Japan’s storied history of the family drama has been well documented in the films of Yasujiro Ozu, Hirokazu Koreeda, Yoji Yamada and beyond. It’s a genre that has been reconfigured in Japan time and time again with different twists or nuances added to separate the great from the mundane. In Harmonium, writer-director Koji Fukada – who earlier this year won the Jury Prize in the Un Certain Regard category at Cannes – and his attempt at this genre results in a quiet, almost reflective, slow-burn drama with sin and repentance on the agenda.

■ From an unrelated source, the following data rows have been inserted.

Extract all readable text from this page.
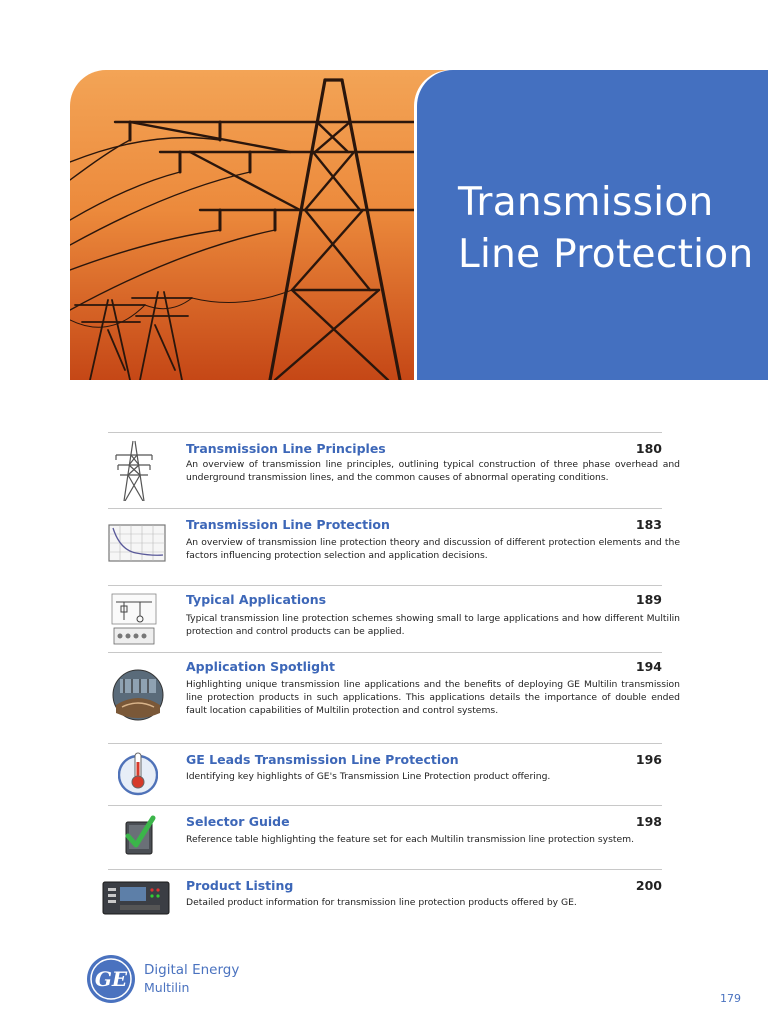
Transmission
Line Protection
Transmission Line Principles	180
An overview of transmission line principles, outlining typical construction of three phase overhead and underground transmission lines, and the common causes of abnormal operating conditions.
Transmission Line Protection	183
An overview of transmission line protection theory and discussion of different protection elements and the factors influencing protection selection and application decisions.
Typical Applications	189
Typical transmission line protection schemes showing small to large applications and how different Multilin protection and control products can be applied.
Application Spotlight	194
Highlighting unique transmission line applications and the benefits of deploying GE Multilin transmission line protection products in such applications. This applications details the importance of double ended fault location capabilities of Multilin protection and control systems.
GE Leads Transmission Line Protection	196
Identifying key highlights of GE's Transmission Line Protection product offering.
Selector Guide	198
Reference table highlighting the feature set for each Multilin transmission line protection system.
Product Listing	200
Detailed product information for transmission line protection products offered by GE.
GE Digital Energy
Multilin
179
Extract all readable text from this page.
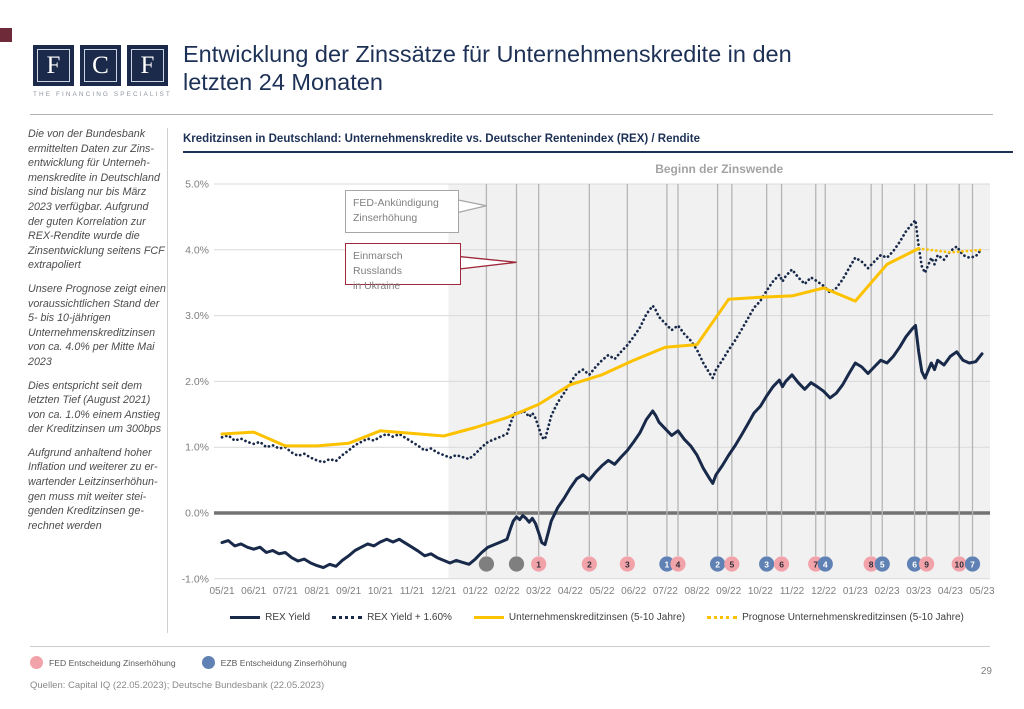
F	C	F
THE FINANCING SPECIALIST
Entwicklung der Zinssätze für Unternehmenskredite in den
letzten 24 Monaten

Die von der Bundesbank ermittelten Daten zur Zinsentwicklung für Unternehmenskredite in Deutschland sind bislang nur bis März 2023 verfügbar. Aufgrund der guten Korrelation zur REX-Rendite wurde die Zinsentwicklung seitens FCF extrapoliert

Unsere Prognose zeigt einen voraussichtlichen Stand der 5- bis 10-jährigen Unternehmenskreditzinsen von ca. 4.0% per Mitte Mai 2023

Dies entspricht seit dem letzten Tief (August 2021) von ca. 1.0% einem Anstieg der Kreditzinsen um 300bps

Aufgrund anhaltend hoher Inflation und weiterer zu erwartender Leitzinserhöhungen muss mit weiter steigenden Kreditzinsen gerechnet werden

Kreditzinsen in Deutschland: Unternehmenskredite vs. Deutscher Rentenindex (REX) / Rendite
5.0%
4.0%
3.0%
2.0%
1.0%
0.0%
-1.0%
Beginn der Zinswende
1	2	3	1 4	2 5	3 6	7 4	8 5	6 9	10 7
05/21 06/21 07/21 08/21 09/21 10/21 11/21 12/21 01/22 02/22 03/22 04/22 05/22 06/22 07/22 08/22 09/22 10/22 11/22 12/22 01/23 02/23 03/23 04/23 05/23
FED-Ankündigung
Zinserhöhung
Einmarsch Russlands
in Ukraine
REX Yield	REX Yield + 1.60%	Unternehmenskreditzinsen (5-10 Jahre)	Prognose Unternehmenskreditzinsen (5-10 Jahre)
FED Entscheidung Zinserhöhung	EZB Entscheidung Zinserhöhung
Quellen: Capital IQ (22.05.2023); Deutsche Bundesbank (22.05.2023)
29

Split into two distinct sections, the film is about the arrival of Yasaka (Tadanobu Asano) and the disruption he causes on Toshio’s (Kanji Furutachi) family. Fresh out of prison, Yasaka is invited into Toshio’s home – he works for the family business and lives in their spare room. His presence causes unease for Toshio’s wife, Akie (Mariko Tsutsui), who soon learns about the man’s dark past and the cause for his time in prison. Their daughter (Monome Shinokawa) quickly takes a liking to Yasaka.
Fukada’s honest presentation of the film draws immediate attention to storytelling and acting which does one of two things: gives equal opportunity for all performers to shine yet emphasises some of the film’s shortcomings in storytelling.
Where performances are concerned, Tsutsui as the Protestant wife is excellent in a challenging role which demands that she repress desire and emotion, unfurling all of this only at the most crucial points in Harmonium; Furutachi brings a degree of necessary complexity to a character that can otherwise be construed as villainous while Asano’s presence in the film is effectively haunting to say the least.
As for storytelling, Fukada’s frank approach in grappling with his film’s subject matter often works though it does fall into predictable narrative beats throughout. Some of this is forgivable when you consider that its first two acts move at a surprisingly brisk rate; refreshing when one considers how editing and pacing seems to be a problem that plagues many modern Japanese features. Yet it eventually catches up in the second half of Harmonium which ultimately disappoints its early appeal.
This second half, driven by the fallout of tragic event and Yasaka’s disappearance (who is no longer visible in the film yet is still very much a part of it) moves tediously and adds in a new character, Takashi (Taiga) into the film. Though there is some purpose to his role, particularly once it’s revealed who he is and how he might affect the family, it’s one that would not be missed were he to be excised completely from the film.
As family dramas continue to be a reliable success in Japan, Fukada’s own take on the genre is likely to become lost in the mix. Despite his best efforts, Harmonium is straightforward to a fault yet with the director’s victory at Cannes, it should have no problem receiving an extended festival run within the year and will no doubt boost the director’s international profile.